We are born with only one obligation – to be completely who we are. Yet how much of our time is spent comparing ourselves to others, dead and alive? This is encouraged as necessary in the pursuit of excellence. Yet a flower in its excellence does not yearn to be a fish, and a fish in its unmanaged elegance does not long to be a tiger. But we humans find ourselves always falling into the dream of another life. Or we secretly aspire to the fortune or fame of people we don’t really know. When feeling badly about ourselves, we often try on other skins rather than understand and care for our own.
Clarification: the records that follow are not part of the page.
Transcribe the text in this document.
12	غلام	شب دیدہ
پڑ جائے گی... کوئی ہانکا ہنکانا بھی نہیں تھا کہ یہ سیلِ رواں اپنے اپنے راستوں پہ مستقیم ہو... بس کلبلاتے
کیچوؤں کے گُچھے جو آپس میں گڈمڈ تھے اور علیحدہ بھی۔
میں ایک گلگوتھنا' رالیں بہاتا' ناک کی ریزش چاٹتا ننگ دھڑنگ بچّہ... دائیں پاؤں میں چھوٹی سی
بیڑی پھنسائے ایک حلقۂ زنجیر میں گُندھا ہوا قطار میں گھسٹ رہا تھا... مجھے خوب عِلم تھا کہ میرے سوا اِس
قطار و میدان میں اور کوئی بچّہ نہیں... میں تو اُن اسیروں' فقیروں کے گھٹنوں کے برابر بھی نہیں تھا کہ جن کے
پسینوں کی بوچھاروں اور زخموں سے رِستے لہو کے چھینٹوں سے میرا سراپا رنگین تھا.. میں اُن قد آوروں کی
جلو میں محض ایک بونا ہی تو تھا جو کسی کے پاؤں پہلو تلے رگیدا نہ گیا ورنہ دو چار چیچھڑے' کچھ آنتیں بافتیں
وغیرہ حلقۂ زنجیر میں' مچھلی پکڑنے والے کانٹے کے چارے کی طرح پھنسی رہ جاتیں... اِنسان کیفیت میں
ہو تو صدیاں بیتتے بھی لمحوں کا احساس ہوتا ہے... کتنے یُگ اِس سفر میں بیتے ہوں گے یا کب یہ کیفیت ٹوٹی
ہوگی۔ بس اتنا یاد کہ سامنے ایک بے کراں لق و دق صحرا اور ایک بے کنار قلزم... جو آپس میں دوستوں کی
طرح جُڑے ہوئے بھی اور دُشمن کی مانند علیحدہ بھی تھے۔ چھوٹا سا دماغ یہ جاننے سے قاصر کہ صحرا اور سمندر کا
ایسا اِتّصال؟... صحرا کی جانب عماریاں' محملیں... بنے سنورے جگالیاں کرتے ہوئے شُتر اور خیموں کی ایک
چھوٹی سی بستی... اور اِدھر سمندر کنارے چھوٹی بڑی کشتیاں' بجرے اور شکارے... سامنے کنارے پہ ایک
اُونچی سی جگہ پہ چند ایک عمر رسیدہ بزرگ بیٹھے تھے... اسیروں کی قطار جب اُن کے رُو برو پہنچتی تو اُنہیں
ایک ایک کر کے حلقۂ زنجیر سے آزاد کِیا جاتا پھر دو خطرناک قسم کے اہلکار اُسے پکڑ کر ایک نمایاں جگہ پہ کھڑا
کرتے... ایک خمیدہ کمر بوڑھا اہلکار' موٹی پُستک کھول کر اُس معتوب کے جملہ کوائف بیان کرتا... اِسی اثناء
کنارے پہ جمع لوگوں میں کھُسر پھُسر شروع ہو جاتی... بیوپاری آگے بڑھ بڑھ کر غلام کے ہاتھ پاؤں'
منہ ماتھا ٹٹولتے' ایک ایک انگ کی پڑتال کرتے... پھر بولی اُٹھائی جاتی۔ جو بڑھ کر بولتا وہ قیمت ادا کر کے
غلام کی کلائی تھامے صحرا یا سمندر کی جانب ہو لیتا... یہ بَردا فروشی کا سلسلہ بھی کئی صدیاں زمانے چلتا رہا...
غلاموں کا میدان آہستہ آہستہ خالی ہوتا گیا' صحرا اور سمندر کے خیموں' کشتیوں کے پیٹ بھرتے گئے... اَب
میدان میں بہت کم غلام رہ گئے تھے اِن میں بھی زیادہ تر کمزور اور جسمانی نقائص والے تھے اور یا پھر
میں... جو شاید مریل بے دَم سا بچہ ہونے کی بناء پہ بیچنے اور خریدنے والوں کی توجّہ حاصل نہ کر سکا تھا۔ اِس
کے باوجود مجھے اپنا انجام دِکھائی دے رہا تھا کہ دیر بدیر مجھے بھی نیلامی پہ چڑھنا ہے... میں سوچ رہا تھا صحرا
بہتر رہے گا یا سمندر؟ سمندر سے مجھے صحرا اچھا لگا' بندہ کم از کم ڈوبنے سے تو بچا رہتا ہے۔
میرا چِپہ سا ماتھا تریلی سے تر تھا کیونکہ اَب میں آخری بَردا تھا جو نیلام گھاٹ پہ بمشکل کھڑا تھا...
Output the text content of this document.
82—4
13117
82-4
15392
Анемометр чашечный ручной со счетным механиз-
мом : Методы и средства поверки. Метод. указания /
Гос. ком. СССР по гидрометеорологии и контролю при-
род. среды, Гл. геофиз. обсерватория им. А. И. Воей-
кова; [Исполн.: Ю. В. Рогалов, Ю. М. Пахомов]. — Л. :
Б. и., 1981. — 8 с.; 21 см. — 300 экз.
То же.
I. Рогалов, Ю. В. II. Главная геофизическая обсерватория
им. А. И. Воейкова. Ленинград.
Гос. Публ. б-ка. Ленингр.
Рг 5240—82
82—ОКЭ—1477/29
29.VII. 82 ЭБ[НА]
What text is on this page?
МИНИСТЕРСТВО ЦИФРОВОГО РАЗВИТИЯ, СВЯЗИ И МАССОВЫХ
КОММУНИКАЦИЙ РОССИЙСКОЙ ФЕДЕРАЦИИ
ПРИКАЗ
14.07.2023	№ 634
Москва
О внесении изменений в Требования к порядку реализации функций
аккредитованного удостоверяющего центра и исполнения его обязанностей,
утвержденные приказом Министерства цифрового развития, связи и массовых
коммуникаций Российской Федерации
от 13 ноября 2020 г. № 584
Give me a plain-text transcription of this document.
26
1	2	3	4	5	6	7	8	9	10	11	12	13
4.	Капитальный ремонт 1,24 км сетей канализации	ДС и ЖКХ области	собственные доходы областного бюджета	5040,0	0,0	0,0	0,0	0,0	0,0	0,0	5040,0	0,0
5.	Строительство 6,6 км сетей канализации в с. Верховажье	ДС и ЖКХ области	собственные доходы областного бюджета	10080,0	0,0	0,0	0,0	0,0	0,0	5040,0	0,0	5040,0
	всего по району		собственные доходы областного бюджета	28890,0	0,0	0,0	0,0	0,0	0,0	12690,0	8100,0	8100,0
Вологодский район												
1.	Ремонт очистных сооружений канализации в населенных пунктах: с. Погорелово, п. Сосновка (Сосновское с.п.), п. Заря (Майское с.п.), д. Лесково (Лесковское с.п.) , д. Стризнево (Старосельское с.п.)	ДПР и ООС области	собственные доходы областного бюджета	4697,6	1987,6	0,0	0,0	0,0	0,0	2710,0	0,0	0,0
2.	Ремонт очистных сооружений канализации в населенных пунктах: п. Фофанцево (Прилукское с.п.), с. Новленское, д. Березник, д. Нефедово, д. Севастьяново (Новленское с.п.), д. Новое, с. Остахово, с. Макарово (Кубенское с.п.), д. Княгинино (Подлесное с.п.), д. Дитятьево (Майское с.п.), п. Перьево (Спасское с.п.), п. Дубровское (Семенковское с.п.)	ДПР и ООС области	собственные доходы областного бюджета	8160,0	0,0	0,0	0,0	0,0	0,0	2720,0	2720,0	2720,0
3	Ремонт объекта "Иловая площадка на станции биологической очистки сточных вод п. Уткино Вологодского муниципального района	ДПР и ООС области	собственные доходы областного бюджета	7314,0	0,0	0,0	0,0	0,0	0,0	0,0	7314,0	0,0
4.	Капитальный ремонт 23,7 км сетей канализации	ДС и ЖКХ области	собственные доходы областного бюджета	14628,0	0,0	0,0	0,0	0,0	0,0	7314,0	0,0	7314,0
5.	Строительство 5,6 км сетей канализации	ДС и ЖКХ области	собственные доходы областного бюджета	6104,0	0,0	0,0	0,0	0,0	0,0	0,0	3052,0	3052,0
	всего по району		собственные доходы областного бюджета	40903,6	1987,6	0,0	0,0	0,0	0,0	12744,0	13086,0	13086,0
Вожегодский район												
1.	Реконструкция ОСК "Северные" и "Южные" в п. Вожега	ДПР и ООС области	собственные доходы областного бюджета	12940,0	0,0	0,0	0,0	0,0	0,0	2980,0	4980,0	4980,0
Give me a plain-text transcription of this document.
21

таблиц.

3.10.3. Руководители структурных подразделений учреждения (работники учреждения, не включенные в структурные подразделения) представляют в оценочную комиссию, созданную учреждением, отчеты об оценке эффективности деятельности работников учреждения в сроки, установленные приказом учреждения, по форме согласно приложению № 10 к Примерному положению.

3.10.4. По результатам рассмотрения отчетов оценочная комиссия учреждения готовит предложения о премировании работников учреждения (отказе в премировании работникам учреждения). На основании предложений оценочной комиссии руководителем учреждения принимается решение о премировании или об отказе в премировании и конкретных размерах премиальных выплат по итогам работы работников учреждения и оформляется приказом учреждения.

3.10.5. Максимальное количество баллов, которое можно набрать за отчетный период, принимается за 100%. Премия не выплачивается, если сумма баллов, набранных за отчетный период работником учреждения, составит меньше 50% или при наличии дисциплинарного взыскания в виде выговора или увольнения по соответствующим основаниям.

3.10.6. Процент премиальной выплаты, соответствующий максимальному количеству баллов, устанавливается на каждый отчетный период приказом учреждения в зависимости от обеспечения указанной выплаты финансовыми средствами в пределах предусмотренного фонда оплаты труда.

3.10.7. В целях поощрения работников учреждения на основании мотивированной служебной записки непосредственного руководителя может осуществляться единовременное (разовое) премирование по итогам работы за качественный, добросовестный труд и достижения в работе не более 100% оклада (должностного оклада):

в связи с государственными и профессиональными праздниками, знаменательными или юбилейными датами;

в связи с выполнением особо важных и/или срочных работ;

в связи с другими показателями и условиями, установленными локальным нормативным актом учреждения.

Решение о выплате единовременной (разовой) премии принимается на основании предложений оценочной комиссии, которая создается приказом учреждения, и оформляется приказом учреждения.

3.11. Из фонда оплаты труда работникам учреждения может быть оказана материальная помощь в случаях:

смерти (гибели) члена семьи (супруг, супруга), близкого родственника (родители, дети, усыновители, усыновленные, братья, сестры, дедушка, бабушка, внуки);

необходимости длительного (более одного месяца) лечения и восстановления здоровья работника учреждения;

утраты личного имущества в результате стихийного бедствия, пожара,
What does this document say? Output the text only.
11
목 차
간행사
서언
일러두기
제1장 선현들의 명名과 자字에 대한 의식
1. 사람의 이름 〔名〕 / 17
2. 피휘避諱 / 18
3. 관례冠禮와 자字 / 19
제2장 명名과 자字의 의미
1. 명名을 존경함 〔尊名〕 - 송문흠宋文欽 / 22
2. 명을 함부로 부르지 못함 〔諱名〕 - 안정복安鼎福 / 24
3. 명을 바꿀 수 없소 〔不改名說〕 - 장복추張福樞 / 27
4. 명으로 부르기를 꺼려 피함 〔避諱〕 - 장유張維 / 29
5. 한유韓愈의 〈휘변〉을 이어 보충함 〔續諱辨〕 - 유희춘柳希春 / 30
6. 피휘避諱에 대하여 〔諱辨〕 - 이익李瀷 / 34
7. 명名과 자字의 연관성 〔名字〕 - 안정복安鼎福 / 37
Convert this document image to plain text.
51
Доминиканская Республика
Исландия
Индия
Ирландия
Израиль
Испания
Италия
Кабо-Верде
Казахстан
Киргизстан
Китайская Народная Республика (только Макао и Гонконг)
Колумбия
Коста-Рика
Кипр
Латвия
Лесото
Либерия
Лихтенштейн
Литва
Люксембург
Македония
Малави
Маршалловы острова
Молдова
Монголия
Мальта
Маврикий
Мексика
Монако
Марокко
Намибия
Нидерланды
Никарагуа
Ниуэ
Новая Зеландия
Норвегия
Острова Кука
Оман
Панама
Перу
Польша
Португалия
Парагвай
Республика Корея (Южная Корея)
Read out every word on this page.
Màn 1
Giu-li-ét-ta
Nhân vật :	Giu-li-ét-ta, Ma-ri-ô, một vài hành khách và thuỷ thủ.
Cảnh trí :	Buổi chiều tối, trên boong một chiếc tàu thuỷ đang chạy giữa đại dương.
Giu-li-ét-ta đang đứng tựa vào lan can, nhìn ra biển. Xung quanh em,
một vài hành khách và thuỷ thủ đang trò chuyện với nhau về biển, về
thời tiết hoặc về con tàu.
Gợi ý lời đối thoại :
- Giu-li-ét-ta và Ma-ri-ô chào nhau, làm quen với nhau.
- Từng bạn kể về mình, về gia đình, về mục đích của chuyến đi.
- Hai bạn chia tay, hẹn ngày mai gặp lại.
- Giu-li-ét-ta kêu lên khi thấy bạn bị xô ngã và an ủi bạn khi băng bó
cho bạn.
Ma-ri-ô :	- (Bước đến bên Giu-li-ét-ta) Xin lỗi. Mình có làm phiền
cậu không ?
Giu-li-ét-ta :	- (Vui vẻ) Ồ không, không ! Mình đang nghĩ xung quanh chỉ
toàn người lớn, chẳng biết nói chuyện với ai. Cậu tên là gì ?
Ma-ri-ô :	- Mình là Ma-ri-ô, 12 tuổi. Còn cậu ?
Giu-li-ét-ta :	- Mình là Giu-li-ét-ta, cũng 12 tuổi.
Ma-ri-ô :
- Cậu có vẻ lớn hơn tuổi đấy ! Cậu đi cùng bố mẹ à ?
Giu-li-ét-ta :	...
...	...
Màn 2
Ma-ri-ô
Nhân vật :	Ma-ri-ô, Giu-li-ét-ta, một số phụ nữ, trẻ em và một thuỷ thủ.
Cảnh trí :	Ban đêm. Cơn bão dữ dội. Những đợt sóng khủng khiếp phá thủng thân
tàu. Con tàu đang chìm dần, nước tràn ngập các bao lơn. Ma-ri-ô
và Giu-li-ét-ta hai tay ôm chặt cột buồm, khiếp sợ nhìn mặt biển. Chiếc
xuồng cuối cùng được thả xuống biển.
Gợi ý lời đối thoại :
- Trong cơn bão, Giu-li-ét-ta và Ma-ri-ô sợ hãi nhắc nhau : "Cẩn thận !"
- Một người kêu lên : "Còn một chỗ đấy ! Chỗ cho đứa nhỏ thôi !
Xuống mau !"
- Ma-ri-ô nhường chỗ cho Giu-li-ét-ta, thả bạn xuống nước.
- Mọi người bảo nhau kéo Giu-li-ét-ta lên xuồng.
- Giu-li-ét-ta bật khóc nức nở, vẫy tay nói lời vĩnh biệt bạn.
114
Yet when we compare ourselves to others, we see neither ourselves nor those we look up to. We only experience the tension of comparing, as if there is only one ounce of being to feed all our hungers.
Mark Nepo, The Book Of Awakening
If we are silly enough to remain at the mercy of the people who want to sell us happiness, it will be impossible for us ever to be content with anything. How would they profit if we became content? We would no longer need their new product. The last thing the salesman wants is for the buyer to become content. You are of no use in our society unless you are always wanting to grasp what you never have. The Greeks were not as smart as we are. In their primitive way they put Tantalus in hell. [Advertising]…on the contrary, would convince us that Tantalus is in heaven.
February has begun rainy and very wild and windy here in Ireland. I am reminded of how Ryokan worked with the mental energies, thoughts, feelings and moods which passed through his body-mind. We can learn a lot from these monks on how to work in a practical way with our daily experience:
Not being so attached to our facts, or even our “alternative facts”, and how to let go of certain types of thoughts which are just not important.
If someone asks about
the mind of this monk,
say it is no more than a passage of wind
in the vast sky.
Ryokan, 1758 – 1831, Buddhist monk, hermit and poet.